Lewis Hamilton conquistou no Grande Prémio da China o seu primeiro pódio ao volante da Ferrari, terminando na terceira posição e colocando fim a um longo período sem presenças entre os três primeiros. Após o resultado em Xangai, o heptacampeão mundial mostrou-se confiante de que a sua primeira vitória com a equipa italiana poderá estar cada vez mais próxima.
A corrida na China marcou um momento importante para Hamilton na sua passagem pela Ferrari. O britânico chegou mesmo a assumir a liderança logo na primeira volta, ultrapassando Kimi Antonelli, embora o jovem piloto italiano tenha recuperado posteriormente a posição.

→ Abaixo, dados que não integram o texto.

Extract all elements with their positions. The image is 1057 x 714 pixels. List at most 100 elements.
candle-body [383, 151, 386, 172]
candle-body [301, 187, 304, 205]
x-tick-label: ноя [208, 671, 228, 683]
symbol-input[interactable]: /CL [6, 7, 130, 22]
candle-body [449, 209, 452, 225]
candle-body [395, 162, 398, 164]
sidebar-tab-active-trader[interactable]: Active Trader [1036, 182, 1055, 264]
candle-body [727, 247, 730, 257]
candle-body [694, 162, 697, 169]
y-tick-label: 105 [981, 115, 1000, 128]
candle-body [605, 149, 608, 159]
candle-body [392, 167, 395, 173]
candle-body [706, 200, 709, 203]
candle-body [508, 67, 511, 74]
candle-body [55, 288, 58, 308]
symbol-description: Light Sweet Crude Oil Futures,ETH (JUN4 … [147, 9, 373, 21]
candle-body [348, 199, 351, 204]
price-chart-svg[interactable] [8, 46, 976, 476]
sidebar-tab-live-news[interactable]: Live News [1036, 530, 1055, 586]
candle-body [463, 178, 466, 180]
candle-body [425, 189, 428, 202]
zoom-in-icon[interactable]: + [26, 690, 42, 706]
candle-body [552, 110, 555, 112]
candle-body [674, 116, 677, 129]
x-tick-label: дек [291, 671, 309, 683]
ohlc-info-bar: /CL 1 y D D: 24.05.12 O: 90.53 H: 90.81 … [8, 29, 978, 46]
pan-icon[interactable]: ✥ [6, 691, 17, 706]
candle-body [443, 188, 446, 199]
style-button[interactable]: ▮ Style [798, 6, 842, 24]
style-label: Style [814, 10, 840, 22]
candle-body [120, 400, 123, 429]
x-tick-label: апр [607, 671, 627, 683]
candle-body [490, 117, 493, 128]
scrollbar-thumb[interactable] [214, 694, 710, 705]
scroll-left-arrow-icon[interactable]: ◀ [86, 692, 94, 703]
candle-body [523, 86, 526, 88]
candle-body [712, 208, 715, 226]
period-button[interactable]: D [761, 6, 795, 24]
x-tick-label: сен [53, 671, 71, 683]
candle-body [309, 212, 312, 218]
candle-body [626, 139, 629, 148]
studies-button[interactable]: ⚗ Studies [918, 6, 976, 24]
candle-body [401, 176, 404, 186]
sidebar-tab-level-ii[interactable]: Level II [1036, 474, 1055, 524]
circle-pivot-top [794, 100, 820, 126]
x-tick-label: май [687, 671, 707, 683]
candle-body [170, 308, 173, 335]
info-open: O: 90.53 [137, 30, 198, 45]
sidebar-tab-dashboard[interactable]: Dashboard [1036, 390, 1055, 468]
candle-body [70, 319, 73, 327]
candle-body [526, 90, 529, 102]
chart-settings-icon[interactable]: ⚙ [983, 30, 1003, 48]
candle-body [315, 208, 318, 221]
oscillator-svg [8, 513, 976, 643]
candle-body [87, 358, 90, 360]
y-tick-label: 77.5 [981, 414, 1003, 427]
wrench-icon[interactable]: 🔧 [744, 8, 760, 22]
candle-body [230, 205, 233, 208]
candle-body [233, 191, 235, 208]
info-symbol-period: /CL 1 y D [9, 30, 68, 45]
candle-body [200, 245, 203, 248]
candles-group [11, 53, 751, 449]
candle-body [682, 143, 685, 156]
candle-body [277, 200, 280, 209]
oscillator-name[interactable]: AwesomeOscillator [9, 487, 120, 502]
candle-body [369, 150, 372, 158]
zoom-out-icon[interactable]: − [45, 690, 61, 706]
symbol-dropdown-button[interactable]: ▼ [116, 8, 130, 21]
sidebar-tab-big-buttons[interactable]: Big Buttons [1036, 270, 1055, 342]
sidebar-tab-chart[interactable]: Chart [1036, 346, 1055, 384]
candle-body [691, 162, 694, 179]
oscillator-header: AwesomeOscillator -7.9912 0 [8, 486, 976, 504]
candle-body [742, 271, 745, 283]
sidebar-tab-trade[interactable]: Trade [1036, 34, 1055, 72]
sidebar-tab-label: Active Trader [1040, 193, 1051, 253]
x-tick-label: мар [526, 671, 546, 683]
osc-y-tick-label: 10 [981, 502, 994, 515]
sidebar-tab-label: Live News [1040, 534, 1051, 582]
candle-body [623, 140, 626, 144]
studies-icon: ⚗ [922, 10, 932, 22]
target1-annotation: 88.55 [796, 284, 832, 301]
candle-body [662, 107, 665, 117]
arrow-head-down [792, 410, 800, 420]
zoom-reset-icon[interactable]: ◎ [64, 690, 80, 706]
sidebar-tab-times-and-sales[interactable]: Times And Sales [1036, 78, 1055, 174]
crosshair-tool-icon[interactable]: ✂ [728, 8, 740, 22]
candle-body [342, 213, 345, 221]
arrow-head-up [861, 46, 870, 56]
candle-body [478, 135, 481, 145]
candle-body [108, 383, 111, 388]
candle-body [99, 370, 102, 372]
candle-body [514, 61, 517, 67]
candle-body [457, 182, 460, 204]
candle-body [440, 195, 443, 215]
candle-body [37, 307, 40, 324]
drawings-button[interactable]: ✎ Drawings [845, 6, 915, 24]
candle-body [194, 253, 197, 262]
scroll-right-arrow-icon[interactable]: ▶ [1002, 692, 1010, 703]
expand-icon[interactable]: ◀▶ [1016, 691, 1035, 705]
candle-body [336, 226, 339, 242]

Ao longo da prova, Hamilton protagonizou ainda uma disputa interna intensa com o companheiro de equipa Charles Leclerc, acabando por levar a melhor nesse confronto direto. Apesar do bom desempenho, o resultado não foi suficiente para desafiar o domínio da Mercedes, que colocou Antonelli e George Russell nos dois primeiros lugares.
Ainda assim, o terceiro lugar permitiu a Hamilton alcançar o primeiro pódio com a Ferrari e pôr fim a uma série de 27 corridas sem subir ao pódio, que remontava ao Grande Prémio de Las Vegas de 2024. Com este resultado, o piloto britânico reforçou também o seu recorde de mais pódios na história da Fórmula 1, atingindo um total de 203.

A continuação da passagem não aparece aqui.